How can I specify these correctly, when I have no access to the X matrix?

Also how can I prevent dataiku of transforming this categorical features?

Thanks for your help,



Thomas.
0 Kudos
6 Replies
tjh
Level 3
Author
If the above does not work, can use custom encoding for categorical features using a target encoder ?
0 Kudos
tjh
Level 3
Author
Here is my target encoder ...

Unfortunately it seems that fit is only called with X ... so this will not work.


import sklearn

class TargetEncoder(sklearn.base.BaseEstimator, sklearn.base.TransformerMixin):
def __init__(self, min_samples_leaf=1, smoothing=1, noise_level=0):

self.dict_averages = {}
self.dict_priors = {}

self.min_samples_leaf = min_samples_leaf
self.smoothing = smoothing
self.noise_level = noise_level


def fit(self, X, y=None):
assert y is not None
target = y
self.y_col = y.name

trn_series = X
col = X.name

temp = pd.concat([trn_series, target], axis=1)
# Compute target mean
averages = temp.groupby(by=trn_series.name)[target.name].agg(["mean", "count"])
# Compute smoothing
smoothing = 1 / (1 + np.exp(-(averages["count"] - self.min_samples_leaf) / self.smoothing))
# Apply average function to all target data
prior = target.mean()
# The bigger the count the less full_avg is taken into account
averages[target.name] = prior * (1 - smoothing) + averages["mean"] * smoothing
averages.drop(["mean", "count"], axis=1, inplace=True)
self.dict_averages.update({col: averages})
self.dict_priors.update({col: prior})
return self

def transform(self, X):
trn_series = X
col = X.name
ft_trn_series = pd.merge(
trn_series.to_frame(trn_series.name),
self.dict_averages[col].reset_index().rename(columns={'index': self.y_col, self.y_col: 'average'}),
on=trn_series.name, how='left')['average'].rename(trn_series.name).fillna(self.dict_priors[col])
# pd.merge does not keep the index so restore it
ft_trn_series.index = trn_series.index
X = ft_trn_series
return X

processor = TargetEncoder()
0 Kudos
Alex_Combessie
Dataiker Alumni
Hi, It is not currently possible to change the way the visual ML interface of Dataiku processes categorical variables. This request has already been logged. I would advise to use the categorical variable handling of Dataiku and then catboost as a custom python model, without specific code for categorical variable handling. Otherwise, another option if you want something fully custom is to code your own processing and ML pipeline in a Python recipe/notebook. Hope it helps, Alexandre
0 Kudos
tjh
Level 3
Author
Hi ALex,

unfortunately catboost needs as input unprocessed categorical variables. A do nothing processor in the visual ML interface does not exist.

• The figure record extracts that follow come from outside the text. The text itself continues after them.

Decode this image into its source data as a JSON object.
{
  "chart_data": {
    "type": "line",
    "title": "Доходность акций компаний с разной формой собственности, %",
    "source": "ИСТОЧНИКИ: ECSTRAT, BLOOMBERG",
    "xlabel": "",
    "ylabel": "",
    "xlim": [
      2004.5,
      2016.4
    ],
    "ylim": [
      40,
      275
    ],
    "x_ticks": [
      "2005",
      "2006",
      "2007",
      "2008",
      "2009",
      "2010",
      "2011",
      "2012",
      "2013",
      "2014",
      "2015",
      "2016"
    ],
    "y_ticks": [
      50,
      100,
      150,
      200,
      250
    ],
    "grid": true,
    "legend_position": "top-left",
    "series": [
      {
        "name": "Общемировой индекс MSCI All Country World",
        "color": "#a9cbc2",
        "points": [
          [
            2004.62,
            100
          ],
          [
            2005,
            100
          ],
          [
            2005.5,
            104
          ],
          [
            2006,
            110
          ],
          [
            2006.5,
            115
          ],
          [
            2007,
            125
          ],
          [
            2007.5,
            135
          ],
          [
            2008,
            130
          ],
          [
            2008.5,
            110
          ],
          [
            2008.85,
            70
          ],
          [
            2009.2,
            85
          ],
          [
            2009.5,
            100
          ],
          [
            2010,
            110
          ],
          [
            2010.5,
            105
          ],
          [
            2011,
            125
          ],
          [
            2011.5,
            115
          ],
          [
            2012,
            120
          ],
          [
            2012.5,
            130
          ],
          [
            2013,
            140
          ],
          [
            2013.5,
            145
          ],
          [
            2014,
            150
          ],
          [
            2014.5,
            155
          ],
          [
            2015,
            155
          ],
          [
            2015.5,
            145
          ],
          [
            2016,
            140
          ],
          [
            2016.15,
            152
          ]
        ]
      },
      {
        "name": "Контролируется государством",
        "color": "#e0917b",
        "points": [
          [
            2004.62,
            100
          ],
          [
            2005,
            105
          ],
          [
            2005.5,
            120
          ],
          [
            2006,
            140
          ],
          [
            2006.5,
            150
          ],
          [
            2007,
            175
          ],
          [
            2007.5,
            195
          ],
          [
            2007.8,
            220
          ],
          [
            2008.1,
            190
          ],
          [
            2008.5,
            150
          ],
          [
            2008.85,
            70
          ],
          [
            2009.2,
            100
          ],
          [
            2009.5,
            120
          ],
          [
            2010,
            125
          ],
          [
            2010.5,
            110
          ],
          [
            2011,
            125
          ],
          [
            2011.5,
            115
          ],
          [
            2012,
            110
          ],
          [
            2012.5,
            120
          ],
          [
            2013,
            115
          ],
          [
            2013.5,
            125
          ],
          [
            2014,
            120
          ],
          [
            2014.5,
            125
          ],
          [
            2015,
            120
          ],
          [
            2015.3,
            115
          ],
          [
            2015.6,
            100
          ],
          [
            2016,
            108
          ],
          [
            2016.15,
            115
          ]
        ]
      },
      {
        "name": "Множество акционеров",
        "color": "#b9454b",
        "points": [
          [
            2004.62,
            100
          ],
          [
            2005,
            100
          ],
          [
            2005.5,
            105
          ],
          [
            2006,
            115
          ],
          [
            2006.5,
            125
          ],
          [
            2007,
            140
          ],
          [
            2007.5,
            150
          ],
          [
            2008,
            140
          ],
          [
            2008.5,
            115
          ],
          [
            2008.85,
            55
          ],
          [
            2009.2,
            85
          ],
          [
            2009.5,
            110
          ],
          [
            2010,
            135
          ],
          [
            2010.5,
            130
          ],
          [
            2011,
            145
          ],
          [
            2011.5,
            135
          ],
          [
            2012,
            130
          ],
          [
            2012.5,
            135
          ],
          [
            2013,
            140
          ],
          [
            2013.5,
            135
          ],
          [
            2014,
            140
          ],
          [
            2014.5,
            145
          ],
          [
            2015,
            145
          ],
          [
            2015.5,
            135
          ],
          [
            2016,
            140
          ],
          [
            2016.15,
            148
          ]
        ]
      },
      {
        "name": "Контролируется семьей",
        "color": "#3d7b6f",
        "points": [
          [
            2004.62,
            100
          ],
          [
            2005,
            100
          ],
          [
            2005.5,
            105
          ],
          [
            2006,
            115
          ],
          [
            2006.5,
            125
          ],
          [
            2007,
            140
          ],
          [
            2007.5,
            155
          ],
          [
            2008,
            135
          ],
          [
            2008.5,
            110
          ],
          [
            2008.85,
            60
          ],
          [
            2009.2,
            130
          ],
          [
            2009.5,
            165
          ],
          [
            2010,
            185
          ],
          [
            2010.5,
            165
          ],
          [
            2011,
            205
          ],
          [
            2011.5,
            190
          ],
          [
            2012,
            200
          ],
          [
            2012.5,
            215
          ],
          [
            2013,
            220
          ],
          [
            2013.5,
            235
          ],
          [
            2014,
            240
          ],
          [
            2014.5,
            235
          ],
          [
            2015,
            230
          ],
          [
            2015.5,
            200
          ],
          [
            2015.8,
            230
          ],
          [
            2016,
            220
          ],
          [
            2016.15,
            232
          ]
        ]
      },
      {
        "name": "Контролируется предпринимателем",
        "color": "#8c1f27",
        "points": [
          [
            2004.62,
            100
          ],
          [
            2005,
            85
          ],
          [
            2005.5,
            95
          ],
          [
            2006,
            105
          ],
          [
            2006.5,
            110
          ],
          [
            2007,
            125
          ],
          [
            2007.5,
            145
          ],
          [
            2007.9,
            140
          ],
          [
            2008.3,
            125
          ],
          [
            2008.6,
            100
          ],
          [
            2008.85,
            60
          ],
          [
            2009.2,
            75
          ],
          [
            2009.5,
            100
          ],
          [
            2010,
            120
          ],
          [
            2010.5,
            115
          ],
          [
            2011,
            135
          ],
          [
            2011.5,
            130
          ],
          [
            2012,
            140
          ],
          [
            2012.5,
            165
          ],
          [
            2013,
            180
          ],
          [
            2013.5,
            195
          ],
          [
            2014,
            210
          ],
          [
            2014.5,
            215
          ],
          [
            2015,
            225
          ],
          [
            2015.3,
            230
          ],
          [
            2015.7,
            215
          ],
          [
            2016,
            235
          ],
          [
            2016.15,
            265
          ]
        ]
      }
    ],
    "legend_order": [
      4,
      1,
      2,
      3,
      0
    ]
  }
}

As mentioned I could use my do nothing with catboost in the visual ML interface. But somehow during prediction the output has 0 rows.

Can you support catboost in future versions natively in the visual ML interface?
0 Kudos
Alex_Combessie
Dataiker Alumni
The request for custom categorical variable handling has been logged. I will log a specific request for catboost support.
0 Kudos
OrsonWelles
Level 2

Dear Alex,

Did you manage to solve this issue since then ?

Thanks best

0 Kudos